Ogni artista è fatto a suo modo. Alcuni sono dei geni e rendono tutto perfetto fin dall’inizio ed è bellissimo. Noi abbiamo fatto percorsi che ci hanno portato a lavorare molto e ad accumulare molti progetti poi falliti. Nonostante tutto, le cose sono andate per il verso giusto. Quando sei appassionato, puoi dedicare molto tempo e molta energia a quello che fai. Una lieve linea di confine divide sempre quello che fai come artista e quello che fai come imprenditore di te stesso.
Gestite una specie di microimpresa, quindi?
Sì, e dobbiamo sempre pensare anche un po’ all’aspetto commerciale. Ovviamente, le decisioni dovrebbero essere prese principalmente per scopi musicali e artistici, almeno se vuoi creare qualcosa di originale, di potente. Ci sono così tante piccole decisioni da prendere che è davvero difficile redarre un decalogo o un manuale. Non ci sono regole: si deve sempre tenere d’occhio la musica e gli affari contemporaneamente.
La sensazione è che la scena sia spesso inondata dalle mode.
Dagli anni ’60 a oggi, c’è sempre stata molta competizione tra le band e con Internet l’offerta si è allargata. Per distinguersi nella scena dell’intrattenimento quello che devi fare è essere personale, unico e riconoscibile. E questo richiede molto tempo, ci vuole ricerca interiore e devi trovare il tuo posto in questo esteso business. Devi avere un suono unico. Gli artisti cercano di connettersi a qualcosa di universale, attraverso la propria arte. Attraverso messaggi molto personali si ottiene un’universalità.

Se si pensa solo all’arte, alla creazione, non si possono perdere delle opportunità?
Probabile. Non puoi essere sempre connesso alle persone. Devi andare verso il pubblico e devi essere parte del mercato, se vuoi esistere e resistere. Se pensi solo al business, ovviamente la musica non sarà eccezionale, sarà priva di contenuti artistici. Da qualche parte, tra questi due diversi poli, devi trovare il tuo mondo. Bisogna fare e aspettare la reazione delle persone. Ogni volta che pubblichiamo qualcosa, anche su qualsiasi social, ci sono almeno una cinquantina di reazioni diverse e non puoi accontentare tutti, quindi devi fidarti di te stesso e fare la musica che ami e che, si spera, si possa connettere con altri.
Quando si ha uno stile ben riconoscibile cambia tutto?

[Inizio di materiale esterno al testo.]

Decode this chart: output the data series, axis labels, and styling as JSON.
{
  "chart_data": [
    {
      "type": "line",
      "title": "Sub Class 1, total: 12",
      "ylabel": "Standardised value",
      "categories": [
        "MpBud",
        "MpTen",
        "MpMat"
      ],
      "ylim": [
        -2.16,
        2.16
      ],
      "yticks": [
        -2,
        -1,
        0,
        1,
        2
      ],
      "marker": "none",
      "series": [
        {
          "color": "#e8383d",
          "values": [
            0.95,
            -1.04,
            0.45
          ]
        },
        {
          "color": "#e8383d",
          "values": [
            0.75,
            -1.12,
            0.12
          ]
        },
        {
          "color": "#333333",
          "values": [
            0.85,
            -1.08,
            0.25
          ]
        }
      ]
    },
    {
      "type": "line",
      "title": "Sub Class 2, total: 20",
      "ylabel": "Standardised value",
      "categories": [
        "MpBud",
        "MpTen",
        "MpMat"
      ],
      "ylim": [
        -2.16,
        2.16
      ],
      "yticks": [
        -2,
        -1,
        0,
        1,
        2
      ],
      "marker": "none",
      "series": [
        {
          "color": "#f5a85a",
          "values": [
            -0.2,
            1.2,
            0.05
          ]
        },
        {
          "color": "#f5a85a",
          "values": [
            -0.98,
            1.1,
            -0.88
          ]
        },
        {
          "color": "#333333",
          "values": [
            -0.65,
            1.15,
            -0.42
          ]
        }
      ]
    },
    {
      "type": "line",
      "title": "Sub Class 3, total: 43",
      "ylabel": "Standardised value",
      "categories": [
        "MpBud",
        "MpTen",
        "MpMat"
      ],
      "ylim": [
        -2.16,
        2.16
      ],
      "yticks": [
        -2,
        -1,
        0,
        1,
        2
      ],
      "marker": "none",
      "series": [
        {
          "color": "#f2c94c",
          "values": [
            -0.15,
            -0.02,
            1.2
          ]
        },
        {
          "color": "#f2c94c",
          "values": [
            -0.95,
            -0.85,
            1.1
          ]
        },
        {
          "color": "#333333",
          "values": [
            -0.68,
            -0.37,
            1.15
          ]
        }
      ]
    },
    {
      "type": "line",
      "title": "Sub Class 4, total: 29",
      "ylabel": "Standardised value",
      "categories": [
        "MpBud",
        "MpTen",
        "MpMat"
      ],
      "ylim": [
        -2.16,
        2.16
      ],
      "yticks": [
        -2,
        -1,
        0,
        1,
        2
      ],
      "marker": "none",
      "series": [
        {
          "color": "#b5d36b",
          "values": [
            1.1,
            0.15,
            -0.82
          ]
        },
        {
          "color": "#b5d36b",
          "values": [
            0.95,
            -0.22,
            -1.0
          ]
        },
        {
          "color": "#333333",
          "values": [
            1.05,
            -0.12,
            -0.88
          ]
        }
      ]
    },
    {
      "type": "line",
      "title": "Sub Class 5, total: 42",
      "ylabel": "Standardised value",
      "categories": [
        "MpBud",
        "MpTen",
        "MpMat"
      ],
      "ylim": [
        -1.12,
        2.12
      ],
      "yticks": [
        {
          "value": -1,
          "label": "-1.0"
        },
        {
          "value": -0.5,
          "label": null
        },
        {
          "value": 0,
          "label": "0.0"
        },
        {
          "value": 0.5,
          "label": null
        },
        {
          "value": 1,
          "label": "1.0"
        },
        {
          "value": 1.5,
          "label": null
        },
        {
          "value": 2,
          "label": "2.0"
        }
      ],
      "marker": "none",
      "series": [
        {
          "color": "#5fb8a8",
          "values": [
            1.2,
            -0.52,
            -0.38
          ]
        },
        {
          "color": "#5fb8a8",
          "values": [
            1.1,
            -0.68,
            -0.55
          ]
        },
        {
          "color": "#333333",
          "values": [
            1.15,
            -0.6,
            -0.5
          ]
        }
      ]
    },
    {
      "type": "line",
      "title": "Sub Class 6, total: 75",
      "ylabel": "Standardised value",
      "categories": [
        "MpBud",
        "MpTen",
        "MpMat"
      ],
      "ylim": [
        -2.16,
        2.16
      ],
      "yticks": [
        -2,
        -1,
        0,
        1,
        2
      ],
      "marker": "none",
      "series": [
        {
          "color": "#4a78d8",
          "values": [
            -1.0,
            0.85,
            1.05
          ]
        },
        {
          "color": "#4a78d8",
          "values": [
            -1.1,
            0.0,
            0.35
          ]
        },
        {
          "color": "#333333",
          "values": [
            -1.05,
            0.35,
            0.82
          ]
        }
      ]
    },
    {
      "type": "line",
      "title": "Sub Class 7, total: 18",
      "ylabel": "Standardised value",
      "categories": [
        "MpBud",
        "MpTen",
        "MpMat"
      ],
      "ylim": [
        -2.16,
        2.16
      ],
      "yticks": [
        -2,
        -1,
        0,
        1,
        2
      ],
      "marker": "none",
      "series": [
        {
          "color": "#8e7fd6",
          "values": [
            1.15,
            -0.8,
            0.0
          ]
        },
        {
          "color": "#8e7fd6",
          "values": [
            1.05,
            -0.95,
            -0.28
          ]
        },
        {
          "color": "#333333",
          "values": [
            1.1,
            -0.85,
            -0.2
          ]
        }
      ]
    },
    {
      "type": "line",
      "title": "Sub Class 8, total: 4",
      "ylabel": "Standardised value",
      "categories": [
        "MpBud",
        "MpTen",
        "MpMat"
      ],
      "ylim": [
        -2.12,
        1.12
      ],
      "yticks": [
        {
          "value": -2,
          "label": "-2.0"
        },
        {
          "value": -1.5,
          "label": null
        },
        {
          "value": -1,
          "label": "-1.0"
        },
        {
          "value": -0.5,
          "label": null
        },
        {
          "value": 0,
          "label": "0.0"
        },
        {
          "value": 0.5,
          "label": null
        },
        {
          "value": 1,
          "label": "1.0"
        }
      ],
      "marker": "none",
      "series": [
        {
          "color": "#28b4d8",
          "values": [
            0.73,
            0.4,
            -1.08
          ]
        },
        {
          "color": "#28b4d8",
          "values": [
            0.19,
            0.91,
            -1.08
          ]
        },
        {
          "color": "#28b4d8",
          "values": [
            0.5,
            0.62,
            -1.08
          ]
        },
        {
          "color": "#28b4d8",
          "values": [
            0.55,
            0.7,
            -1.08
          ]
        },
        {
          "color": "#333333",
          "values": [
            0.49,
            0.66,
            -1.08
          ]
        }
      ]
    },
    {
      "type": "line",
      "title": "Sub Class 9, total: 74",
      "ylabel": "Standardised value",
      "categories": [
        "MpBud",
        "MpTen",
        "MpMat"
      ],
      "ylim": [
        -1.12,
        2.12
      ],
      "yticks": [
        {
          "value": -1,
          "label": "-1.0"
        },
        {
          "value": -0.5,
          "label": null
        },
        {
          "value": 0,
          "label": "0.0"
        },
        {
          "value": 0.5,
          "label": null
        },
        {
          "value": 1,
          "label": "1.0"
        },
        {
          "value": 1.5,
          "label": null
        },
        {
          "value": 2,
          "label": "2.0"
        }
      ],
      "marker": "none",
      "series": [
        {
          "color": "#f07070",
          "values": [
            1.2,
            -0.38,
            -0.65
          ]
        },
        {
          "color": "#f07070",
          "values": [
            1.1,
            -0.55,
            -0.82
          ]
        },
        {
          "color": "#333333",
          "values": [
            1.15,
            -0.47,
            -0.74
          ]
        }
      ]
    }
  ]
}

Quando ascolti Giorgio Moroder o gli LCD Soundsystem o qualche compositore classico che ha un modo molto speciale di arrangiare e suonare, li riconosci subito. L’identità sonora è una parte importante dell’essere un artista. Scrivere e produrre musica, sviluppare il proprio set di suoni e poi attenersi ad essi è decisivo. Molti dei grandi album che noi amiamo provengono da decadi caratterizzate da precisi strumenti musicali, che poi hanno generato e sviluppato un suono. Oggi con i computer puoi accedere a qualsiasi tipo di suono e perderti nelle possibilità. Quindi, è importante scegliere alcuni suoni e poi attenersi a loro per creare una precisa e propria identità.
I dettagli sono davvero tutto, nella produzione?
Sì, e se li controlli attentamente migliorerai sicuramente la qualità delle tue produzioni. Questo accade anche nei visual durante gli spettacoli dal vivo. Noi siamo alla ricerca della perfezione. Diciamo che il corpo principale di una canzone può svilupparsi e definirsi molto velocemente, in un giorno puoi avere un’idea di come sarà, ma poi devi finirla, anzi, rifinirla, e far quadrare le cose tra mix e arrangiamenti, tutto insieme, può significare un infinito lavoro. Se la tua canzone verrà ascoltata da milioni di persone, varrà sicuramente la pena curare ogni piccolo dettaglio.